To address the poor comprehensibility of COBOL code—stemming from scarce documentation, idiosyncratic syntax, and excessive sequence length exceeding LLM context windows—this paper proposes a dual-agent large language model framework. One agent performs fine-grained code parsing and generates context-aware prompts; the other synthesizes functional explanations across hierarchical levels (procedure, file, and project). This approach overcomes single-model token limitations by integrating heterogeneous contextual signals, enabling end-to-end semantic interpretation of legacy COBOL systems. Evaluated on 14 real-world industrial COBOL projects, the method achieves a 18.59% BLEU score improvement at the procedure level, a 14.68-point gain in chrF at the file level, and successfully uncovers the overarching functionality and business purpose for 82% of systems at the project level. These results demonstrate substantial gains in maintainability and semantic transparency of legacy COBOL applications.

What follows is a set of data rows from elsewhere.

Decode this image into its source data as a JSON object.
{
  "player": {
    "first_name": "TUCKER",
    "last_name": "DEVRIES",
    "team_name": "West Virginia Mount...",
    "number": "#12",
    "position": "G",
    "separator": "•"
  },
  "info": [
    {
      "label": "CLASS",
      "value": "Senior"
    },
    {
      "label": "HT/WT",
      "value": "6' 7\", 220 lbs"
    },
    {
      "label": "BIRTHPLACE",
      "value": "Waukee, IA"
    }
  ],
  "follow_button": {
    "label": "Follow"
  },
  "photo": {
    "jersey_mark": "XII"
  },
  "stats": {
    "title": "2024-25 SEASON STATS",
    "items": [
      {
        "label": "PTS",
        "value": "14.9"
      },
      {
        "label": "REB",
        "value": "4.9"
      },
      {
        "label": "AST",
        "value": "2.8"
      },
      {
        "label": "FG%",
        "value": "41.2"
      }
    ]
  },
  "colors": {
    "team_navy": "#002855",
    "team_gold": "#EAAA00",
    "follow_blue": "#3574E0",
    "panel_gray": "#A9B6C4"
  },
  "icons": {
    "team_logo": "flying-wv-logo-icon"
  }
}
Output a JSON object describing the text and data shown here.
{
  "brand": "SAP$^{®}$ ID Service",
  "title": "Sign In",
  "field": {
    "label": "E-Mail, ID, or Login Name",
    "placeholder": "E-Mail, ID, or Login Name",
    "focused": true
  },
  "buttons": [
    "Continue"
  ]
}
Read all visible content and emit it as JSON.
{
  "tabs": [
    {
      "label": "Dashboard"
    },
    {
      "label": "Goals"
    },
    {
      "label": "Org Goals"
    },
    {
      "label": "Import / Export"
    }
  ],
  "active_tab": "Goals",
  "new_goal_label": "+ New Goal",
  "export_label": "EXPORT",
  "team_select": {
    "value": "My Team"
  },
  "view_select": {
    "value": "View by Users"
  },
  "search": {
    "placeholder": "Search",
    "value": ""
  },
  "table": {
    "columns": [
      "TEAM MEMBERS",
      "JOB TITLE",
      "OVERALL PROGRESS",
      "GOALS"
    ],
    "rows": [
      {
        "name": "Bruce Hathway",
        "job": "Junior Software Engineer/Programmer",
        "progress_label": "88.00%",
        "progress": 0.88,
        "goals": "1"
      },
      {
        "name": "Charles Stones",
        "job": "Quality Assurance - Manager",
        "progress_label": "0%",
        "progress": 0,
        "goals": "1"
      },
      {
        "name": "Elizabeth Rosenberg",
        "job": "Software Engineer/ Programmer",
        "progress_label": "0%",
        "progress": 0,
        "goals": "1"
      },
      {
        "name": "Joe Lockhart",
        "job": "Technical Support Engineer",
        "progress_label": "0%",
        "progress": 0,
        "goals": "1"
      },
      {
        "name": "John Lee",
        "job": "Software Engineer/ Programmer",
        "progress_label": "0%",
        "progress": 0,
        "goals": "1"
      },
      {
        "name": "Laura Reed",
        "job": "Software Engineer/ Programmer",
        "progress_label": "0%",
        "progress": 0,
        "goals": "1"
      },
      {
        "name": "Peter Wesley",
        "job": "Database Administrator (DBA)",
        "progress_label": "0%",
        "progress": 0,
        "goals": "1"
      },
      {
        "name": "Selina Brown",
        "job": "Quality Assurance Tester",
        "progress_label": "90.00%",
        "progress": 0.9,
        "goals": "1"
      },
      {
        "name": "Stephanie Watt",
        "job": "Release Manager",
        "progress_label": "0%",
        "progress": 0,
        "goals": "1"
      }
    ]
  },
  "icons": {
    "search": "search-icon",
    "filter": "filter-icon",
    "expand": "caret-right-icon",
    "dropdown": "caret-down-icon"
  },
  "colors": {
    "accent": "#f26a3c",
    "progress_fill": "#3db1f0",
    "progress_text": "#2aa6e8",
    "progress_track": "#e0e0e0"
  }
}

Common Business Oriented Language (COBOL) is a programming language used to develop business applications that are widely adopted by financial, business, and government agencies. Due to its age, complexity, and declining number of COBOL developers, maintaining COBOL codebases is becoming increasingly challenging. In particular, the lack of documentation makes it difficult for new developers to effectively understand and maintain COBOL systems. Existing research utilizes large language models (LLMs) to explain the functionality of code snippets. However, COBOL presents unique challenges due to its architectural and syntactical differences, which often cause its code to exceed the token window size of LLMs. In this work, we propose a multi-agent approach that leverages two LLM-based agents working collaboratively to generate explanations for functions, files, and the overall project. These agents incorporate together by utilizing contextual information from the codebase into the code explanation prompts. We evaluate the effectiveness of our approach using 14 open-source, real-world COBOL projects. Our results indicate that our approach performs significantly better than the baseline in function code explanation, with improvements of 12.67%, 18.59%, and 0.62% in terms of METEOR, chrF, and SentenceBERT scores, respectively. At the file level, our approach effectively explains both short and long COBOL files that exceed the token window size of LLMs and surpass the baseline by 4.21%, 10.72%, and 14.68% in explaining the purpose, functionality, and clarity of the generated explanation. At the project level, our approach generates explanations that convey the functionality and purpose of 82% of the selected projects.